Dans un contexte d’automation croissante, en effet, la part du travail dans la production globale ne pouvait être que dégressive et il y aurait de moins en moins de produits que des travailleurs sans formation des pays du tiers-monde pourraient produire et vendre à meilleur prix qu’une exploitation industrielle de pointe de pays développé. La balance des comptes et les termes d’échange entre les pays développés industrialisés et ces pays du tiers-monde évolueraient donc de plus en plus au désavantage de ces derniers.

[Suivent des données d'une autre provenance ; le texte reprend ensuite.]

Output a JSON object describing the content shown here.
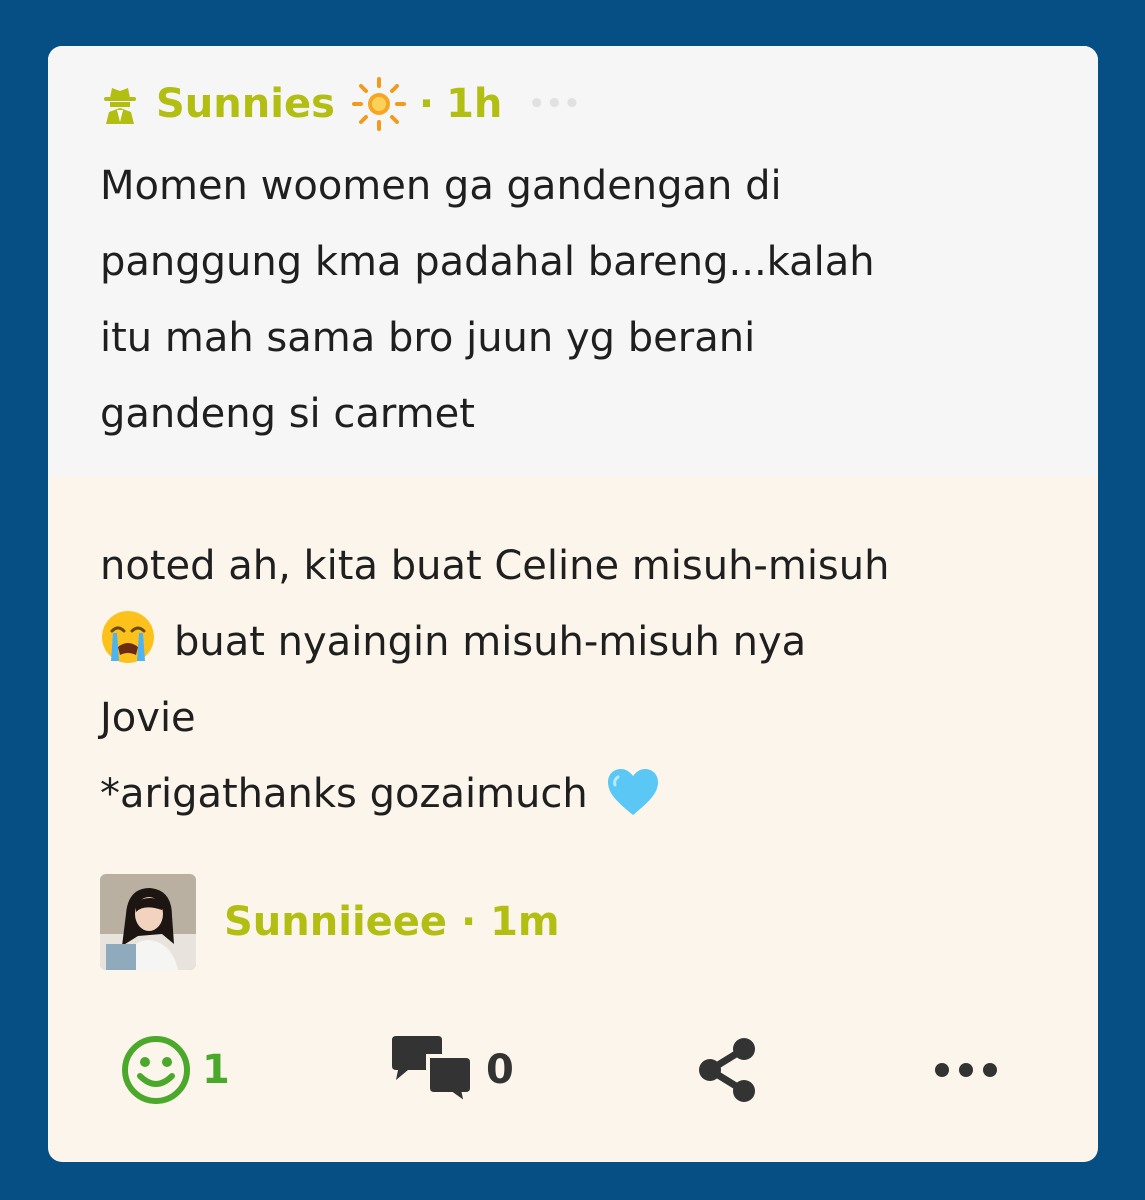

Une évolution sans avantage pour les pays industrialisés, puisque balance des comptes et termes d’échange étaient déjà été établis pour permettre toute l’exploitation possible des pays pauvres par les pays riches . Promouvoir davantage la vente de produits industriels dans les pays sous-développés ne serait alors possible qu’en leur prêtant sans cesse davantage, sans espoir de profit ou même une chance crédible de remboursement.

On vendrait au tiers-monde tous nos surplus. Il nous les payerait avec l’argent qu’on lui prêterait On prêterait au tiers-monde tout ce qu’on pourrait. On annulerait périodiquement cette dette ,ou on ne l’annulerait pas, simple jeu de relations publiques, mais, de toute façon, il ne nous rembourserait jamais, puisqu’il ne dégagerait jamais un profit pour le faire. On toucherait donc indéfiniment un intérêt sur l’argent prêté, ce qui ferait un profit virtuel sur un écran, mais il ne sortirait jamais un seul grain de riz réel du tiers-monde en remboursement des sommes prêtés . Pendant qu’on jouerait au Monopoly sur les ordinateurs, on lui aurait prêté plus que l’équivalent de ce profit virtuel et sa dette se serait encore alourdie..!

Vendre dans le tiers-monde conduirait à l’hérésie contre le dogme capitaliste de donner quelque chose pour rien. Exactement ce que les efforts pour créer du travail illusoire cherchaient à occulter On le ferait quand même, bien sûr – chaque jour de sursis pour le système industriel était autant de gagner – mais on ne faisait que repousser l’échéance d’un retour à la réalité.